6. En cinquième lieu, aux termes de l'article L.435-1 du code de l'entrée et du séjour des étrangers et du droit d'asile : " L'étranger dont l'admission au séjour répond à des considérations humanitaires ou se justifie au regard des motifs exceptionnels qu'il fait valoir peut se voir délivrer une carte de séjour temporaire portant la mention " salarié ", " travailleur temporaire " ou " vie privée et familiale ", sans que soit opposable la condition prévue à l'article L. 412-1. Lorsqu'elle envisage de refuser la demande d'admission exceptionnelle au séjour formée par un étranger qui justifie par tout moyen résider habituellement en France depuis plus de dix ans, l'autorité administrative est tenue de soumettre cette demande pour avis à la commission du titre de séjour prévue à l'article L. 432-14. () ".

7. Au cas d'espèce, il n'est pas contesté que le requérant exerce les fonctions de pizzaiolo, en tant qu'employé polyvalent, dans le cadre d'un contrat à durée indéterminée conclu le 26 décembre 2018, pour le compte d'une société exploitant un restaurant dont le gérant atteste de sa motivation à le garder comme employé. Il est également constant qu'il est entré sur le territoire français en 2013. Toutefois, ces éléments ne sont pas suffisants , notamment au regard des autres pièces du dossier au caractère probant inégal, pour démontrer que son admission au séjour répond à des motifs exceptionnels dont le préfet aurait dû tenir compte dans l'exercice de son pouvoir discrétionnaire de régularisation. Par suite, le moyen doit être également écarté.

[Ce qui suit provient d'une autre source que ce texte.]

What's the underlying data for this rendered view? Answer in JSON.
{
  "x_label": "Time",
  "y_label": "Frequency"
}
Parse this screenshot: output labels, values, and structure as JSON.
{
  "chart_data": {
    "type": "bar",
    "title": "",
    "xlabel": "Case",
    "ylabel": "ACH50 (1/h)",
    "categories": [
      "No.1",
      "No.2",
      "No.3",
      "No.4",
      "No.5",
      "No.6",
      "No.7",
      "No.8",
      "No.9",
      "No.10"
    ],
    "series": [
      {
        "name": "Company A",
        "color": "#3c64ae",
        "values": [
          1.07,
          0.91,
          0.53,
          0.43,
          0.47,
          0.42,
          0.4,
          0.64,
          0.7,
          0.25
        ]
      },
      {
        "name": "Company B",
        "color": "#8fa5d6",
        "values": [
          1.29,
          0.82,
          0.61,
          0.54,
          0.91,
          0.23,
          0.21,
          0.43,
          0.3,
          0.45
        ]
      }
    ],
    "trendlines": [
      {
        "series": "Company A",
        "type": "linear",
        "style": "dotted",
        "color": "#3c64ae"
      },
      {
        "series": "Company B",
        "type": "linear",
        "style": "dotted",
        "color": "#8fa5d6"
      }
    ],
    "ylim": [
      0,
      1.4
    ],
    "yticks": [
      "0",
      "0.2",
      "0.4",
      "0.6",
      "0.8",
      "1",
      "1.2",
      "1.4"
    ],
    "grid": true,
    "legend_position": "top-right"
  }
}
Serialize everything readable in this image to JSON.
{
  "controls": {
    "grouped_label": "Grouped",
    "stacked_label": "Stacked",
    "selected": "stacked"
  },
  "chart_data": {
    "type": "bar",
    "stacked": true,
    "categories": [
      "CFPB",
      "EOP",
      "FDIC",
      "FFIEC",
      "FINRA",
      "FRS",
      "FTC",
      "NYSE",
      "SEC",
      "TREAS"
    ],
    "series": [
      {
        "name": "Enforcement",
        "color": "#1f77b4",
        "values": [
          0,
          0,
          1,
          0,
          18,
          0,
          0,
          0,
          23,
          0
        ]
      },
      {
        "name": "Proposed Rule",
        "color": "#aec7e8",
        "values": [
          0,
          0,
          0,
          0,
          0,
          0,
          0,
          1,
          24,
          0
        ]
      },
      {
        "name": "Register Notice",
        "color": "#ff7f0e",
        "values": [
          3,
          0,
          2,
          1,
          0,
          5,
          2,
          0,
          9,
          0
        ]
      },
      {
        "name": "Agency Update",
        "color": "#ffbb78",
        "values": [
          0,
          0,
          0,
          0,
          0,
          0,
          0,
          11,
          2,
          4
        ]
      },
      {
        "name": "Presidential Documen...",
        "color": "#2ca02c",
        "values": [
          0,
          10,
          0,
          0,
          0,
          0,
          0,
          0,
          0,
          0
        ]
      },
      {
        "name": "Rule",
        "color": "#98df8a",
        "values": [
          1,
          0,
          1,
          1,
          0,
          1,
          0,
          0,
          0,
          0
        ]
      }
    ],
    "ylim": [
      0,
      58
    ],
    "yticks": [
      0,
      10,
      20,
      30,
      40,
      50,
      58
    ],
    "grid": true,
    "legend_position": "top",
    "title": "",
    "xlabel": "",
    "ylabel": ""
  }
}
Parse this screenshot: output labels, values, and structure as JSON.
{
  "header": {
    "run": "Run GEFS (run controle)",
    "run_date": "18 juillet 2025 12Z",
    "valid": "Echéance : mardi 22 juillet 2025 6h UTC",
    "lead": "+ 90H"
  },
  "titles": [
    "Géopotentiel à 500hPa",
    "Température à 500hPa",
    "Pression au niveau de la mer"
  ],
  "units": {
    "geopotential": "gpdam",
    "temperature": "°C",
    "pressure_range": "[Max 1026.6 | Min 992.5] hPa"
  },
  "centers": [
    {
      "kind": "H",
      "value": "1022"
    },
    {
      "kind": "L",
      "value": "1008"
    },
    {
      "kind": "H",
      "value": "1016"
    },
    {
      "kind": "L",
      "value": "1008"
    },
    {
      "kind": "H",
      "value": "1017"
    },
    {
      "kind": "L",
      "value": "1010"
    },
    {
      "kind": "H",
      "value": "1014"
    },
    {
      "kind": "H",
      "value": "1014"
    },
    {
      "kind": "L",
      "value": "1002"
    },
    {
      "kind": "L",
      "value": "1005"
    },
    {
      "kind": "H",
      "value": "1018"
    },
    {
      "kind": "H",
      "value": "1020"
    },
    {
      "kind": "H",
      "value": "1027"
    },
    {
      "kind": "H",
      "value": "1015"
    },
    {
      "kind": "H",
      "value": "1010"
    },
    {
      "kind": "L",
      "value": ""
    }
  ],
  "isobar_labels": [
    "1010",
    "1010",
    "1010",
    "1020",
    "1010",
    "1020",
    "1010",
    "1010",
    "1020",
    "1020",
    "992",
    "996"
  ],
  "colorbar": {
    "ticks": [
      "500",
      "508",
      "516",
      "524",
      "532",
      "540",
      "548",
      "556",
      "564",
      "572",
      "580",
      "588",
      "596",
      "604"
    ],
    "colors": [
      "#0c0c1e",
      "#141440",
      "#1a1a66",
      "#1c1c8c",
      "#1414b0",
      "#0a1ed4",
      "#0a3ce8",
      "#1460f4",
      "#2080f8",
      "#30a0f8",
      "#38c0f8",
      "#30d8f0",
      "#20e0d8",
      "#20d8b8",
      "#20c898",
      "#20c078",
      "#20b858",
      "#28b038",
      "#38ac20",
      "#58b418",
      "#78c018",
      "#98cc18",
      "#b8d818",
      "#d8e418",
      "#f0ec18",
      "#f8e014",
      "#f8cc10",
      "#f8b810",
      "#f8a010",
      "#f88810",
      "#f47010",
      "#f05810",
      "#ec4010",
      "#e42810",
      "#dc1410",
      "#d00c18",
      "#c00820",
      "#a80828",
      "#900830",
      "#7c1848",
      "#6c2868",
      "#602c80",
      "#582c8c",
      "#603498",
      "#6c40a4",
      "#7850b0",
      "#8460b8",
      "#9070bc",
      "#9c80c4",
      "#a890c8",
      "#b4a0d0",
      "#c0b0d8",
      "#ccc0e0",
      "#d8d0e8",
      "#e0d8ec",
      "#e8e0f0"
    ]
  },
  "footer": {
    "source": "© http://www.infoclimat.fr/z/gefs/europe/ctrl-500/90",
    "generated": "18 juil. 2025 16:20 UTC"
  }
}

8. Il résulte de ce qui précède que les conclusions à fin d'annulation dirigées contre la décision attaquée doivent être rejetées.

Sur la légalité des décisions portant obligation de quitter le territoire français et fixation du pays de renvoi :

9. Il résulte de ce qui précède que la décision portant refus de titre de séjour est légale. Par suite, le requérant n'est pas fondé à exciper de l'illégalité des décisions portant obligation de quitter le territoire français et fixant le pays de renvoi.

10. Il résulte de tout ce qui précède que les conclusions à fin d'annulation dirigées contre l'arrêté pris dans son ensemble doivent être rejetées. Par voie de conséquence, il en est de même des conclusions à fin d'injonction de même que des conclusions présentées sur le fondement de l'article L.761-1 du code de justice administrative.

D E C I D E :

Article 1er : La requête de M. A est rejetée.

Article 2 : Le présent jugement sera notifié à M. B A et au préfet de l'Essonne.

Délibéré après l'audience du 13 janvier 2023, à laquelle siégeaient :

Mme Gosselin, président,

Mme Vincent, première conseillère,

Mme Geismar, première conseillère.

Rendu public par mise à disposition au greffe le 27 janvier 2023.

La rapporteure,

Signé

L. Vincent

Le président,

Signé

C. GosselinLa greffière,

Signé

S. Lamarre

La République mande et ordonne au préfet de l'Essonne en ce qui le concerne ou à tous commissaires de justice à ce requis en ce qui concerne les voies de droit commun contre les parties privées, de pourvoir à l'exécution de la présente décision.